Wharf at Buala, Isabel during low tide

Solomon Star female reporter, Esther Nuria published a story and photos on the impact of climate change on people of Walande in South Malaita.

She covered the story after attending the Anglican Mothers Union meeting in Walande.

The story landed her the first prize at the end of the six weeks National Security Reporting Course organized by the Media Association of Solomon Islands and Australia Pacific Security College.

David Hiba Hiriasia, Director of the Solomon Islands National Meteorological Services in reference to sea level rise said the country expects more of these events this wet season because of the La Nina.

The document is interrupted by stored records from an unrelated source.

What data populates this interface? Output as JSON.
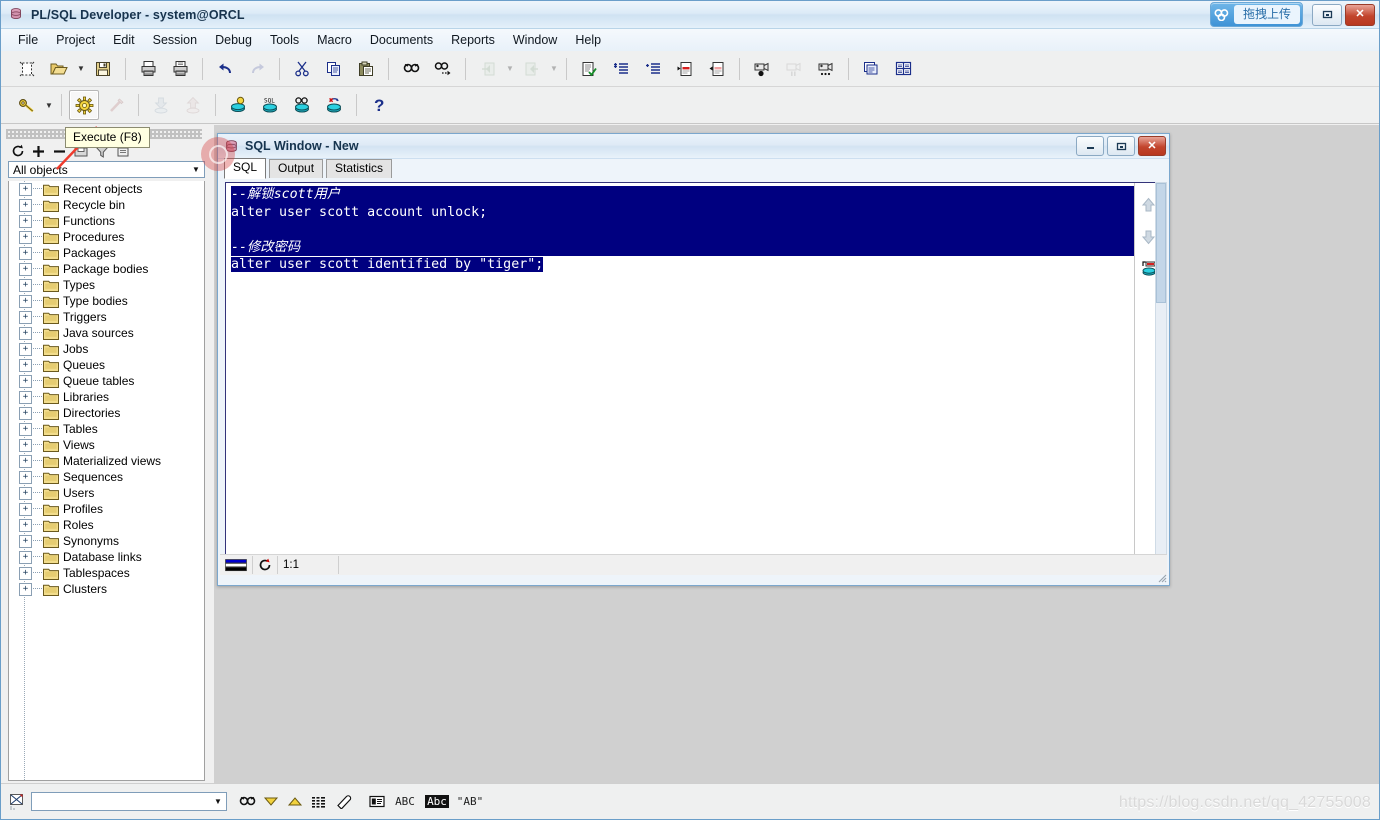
{
  "window": {
    "title": "PL/SQL Developer - system@ORCL",
    "app_icon": "database-icon",
    "upload_button_label": "拖拽上传",
    "upload_icon": "cloud-upload-icon",
    "minimize_label": "–",
    "restore_label": "▭",
    "close_label": "✕"
  },
  "menubar": {
    "items": [
      {
        "label": "File",
        "name": "menu-file"
      },
      {
        "label": "Project",
        "name": "menu-project"
      },
      {
        "label": "Edit",
        "name": "menu-edit"
      },
      {
        "label": "Session",
        "name": "menu-session"
      },
      {
        "label": "Debug",
        "name": "menu-debug"
      },
      {
        "label": "Tools",
        "name": "menu-tools"
      },
      {
        "label": "Macro",
        "name": "menu-macro"
      },
      {
        "label": "Documents",
        "name": "menu-documents"
      },
      {
        "label": "Reports",
        "name": "menu-reports"
      },
      {
        "label": "Window",
        "name": "menu-window"
      },
      {
        "label": "Help",
        "name": "menu-help"
      }
    ]
  },
  "toolbar1": {
    "icons": [
      "new-document-icon",
      "open-folder-icon",
      "open-dropdown-icon",
      "save-icon",
      "print-icon",
      "print-preview-icon",
      "undo-icon",
      "redo-icon",
      "cut-icon",
      "copy-icon",
      "paste-icon",
      "find-icon",
      "find-next-icon",
      "previous-icon",
      "previous-dropdown-icon",
      "next-icon",
      "next-dropdown-icon",
      "check-syntax-icon",
      "indent-icon",
      "unindent-icon",
      "comment-icon",
      "uncomment-icon",
      "record-macro-icon",
      "pause-macro-icon",
      "play-macro-icon",
      "window-list-icon",
      "tile-windows-icon"
    ]
  },
  "toolbar2": {
    "icons": [
      "key-icon",
      "key-dropdown-icon",
      "execute-icon",
      "break-icon",
      "commit-icon",
      "rollback-icon",
      "sql-window-icon",
      "test-window-icon",
      "explain-plan-icon",
      "session-kill-icon",
      "help-icon"
    ]
  },
  "tooltip": {
    "text": "Execute (F8)"
  },
  "browser": {
    "close_icon": "panel-close-icon",
    "tool_icons": [
      "refresh-icon",
      "add-icon",
      "remove-icon",
      "save-layout-icon",
      "filter-icon",
      "properties-icon"
    ],
    "filter": {
      "value": "All objects",
      "dropdown_icon": "chevron-down-icon"
    },
    "tree": [
      {
        "label": "Recent objects",
        "expander": "+"
      },
      {
        "label": "Recycle bin",
        "expander": "+"
      },
      {
        "label": "Functions",
        "expander": "+"
      },
      {
        "label": "Procedures",
        "expander": "+"
      },
      {
        "label": "Packages",
        "expander": "+"
      },
      {
        "label": "Package bodies",
        "expander": "+"
      },
      {
        "label": "Types",
        "expander": "+"
      },
      {
        "label": "Type bodies",
        "expander": "+"
      },
      {
        "label": "Triggers",
        "expander": "+"
      },
      {
        "label": "Java sources",
        "expander": "+"
      },
      {
        "label": "Jobs",
        "expander": "+"
      },
      {
        "label": "Queues",
        "expander": "+"
      },
      {
        "label": "Queue tables",
        "expander": "+"
      },
      {
        "label": "Libraries",
        "expander": "+"
      },
      {
        "label": "Directories",
        "expander": "+"
      },
      {
        "label": "Tables",
        "expander": "+"
      },
      {
        "label": "Views",
        "expander": "+"
      },
      {
        "label": "Materialized views",
        "expander": "+"
      },
      {
        "label": "Sequences",
        "expander": "+"
      },
      {
        "label": "Users",
        "expander": "+"
      },
      {
        "label": "Profiles",
        "expander": "+"
      },
      {
        "label": "Roles",
        "expander": "+"
      },
      {
        "label": "Synonyms",
        "expander": "+"
      },
      {
        "label": "Database links",
        "expander": "+"
      },
      {
        "label": "Tablespaces",
        "expander": "+"
      },
      {
        "label": "Clusters",
        "expander": "+"
      }
    ]
  },
  "sql_window": {
    "title": "SQL Window - New",
    "icon": "database-icon",
    "minimize_label": "–",
    "restore_label": "▭",
    "close_label": "✕",
    "tabs": [
      {
        "label": "SQL",
        "selected": true
      },
      {
        "label": "Output",
        "selected": false
      },
      {
        "label": "Statistics",
        "selected": false
      }
    ],
    "editor": {
      "lines": [
        {
          "text": "--解锁scott用户",
          "comment": true,
          "selected": "full"
        },
        {
          "text": "alter user scott account unlock;",
          "comment": false,
          "selected": "full"
        },
        {
          "text": "",
          "comment": false,
          "selected": "full"
        },
        {
          "text": "--修改密码",
          "comment": true,
          "selected": "full"
        },
        {
          "text": "alter user scott identified by \"tiger\";",
          "comment": false,
          "selected": "partial"
        }
      ],
      "selection_color": "#000080",
      "selection_text_color": "#ffffff"
    },
    "side_icons": [
      "scroll-up-icon",
      "scroll-down-icon",
      "export-data-icon"
    ],
    "statusbar": {
      "connection_icon": "connection-indicator-icon",
      "refresh_icon": "refresh-red-icon",
      "cursor_position": "1:1",
      "message": ""
    }
  },
  "statusbar": {
    "icon": "no-connection-icon",
    "combo_value": "",
    "combo_dropdown_icon": "chevron-down-icon",
    "buttons": [
      "find-icon",
      "filter-down-icon",
      "filter-up-icon",
      "grid-icon",
      "eraser-icon",
      "record-view-icon",
      "abc-icon",
      "highlight-abc-icon",
      "quoted-ab-icon"
    ],
    "button_labels": [
      "",
      "",
      "",
      "",
      "",
      "",
      "ABC",
      "Abc",
      "\"AB\""
    ]
  },
  "watermark": {
    "text": "https://blog.csdn.net/qq_42755008"
  },
  "colors": {
    "title_blue": "#cfe2f2",
    "selection": "#000080",
    "editor_border": "#34347a",
    "mdi_background": "#d0d0d0",
    "accent_red": "#d63c3c"
  }
}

Hiriasi posted on Facebook that the trade winds push more warm water on our side of the pacific and so sea level is expected to be higher than average

Solomon Islands is one of the vulnerable countries having very limited financial capacity to fight against climate change.

In an interview with Island Sun Gizo recently, Deputy Secretary (Technical) of the Ministry of Environment, Climate Change, Disaster Management and Meteorology, Chanel Iroi, said decision on Long Term Finance (LTF) must be reached at the COP26 meeting.

Buluabu village affected by sea level rise in Langalanga lagoon in Malaita province. John Selegaga

He said endorsement of the LTF will not only provide financial leverage to struggling small island states but also honor the Warsaw International Mechanism for Loss and Damage which was one of the resolutions of Paris Agreement.

Iroi said Intergovernmental Panel on Climate Change (IPCC) report on the effect of climate change in the coming years reemphasized the need for world leaders to endorse and roll out the LTF to vulnerable countries.

He said ground work on Loss and Damages must continue at the same time global leaders must make the right choice to reduce emissions so as facilitating financial resources towards mitigation and adaptation programs.

Iroi said priority areas for slow onset events and non-economic losses on the international stage while incorporate “limits to adaptation” in National Adaptation Plans and other GCF proposals is important.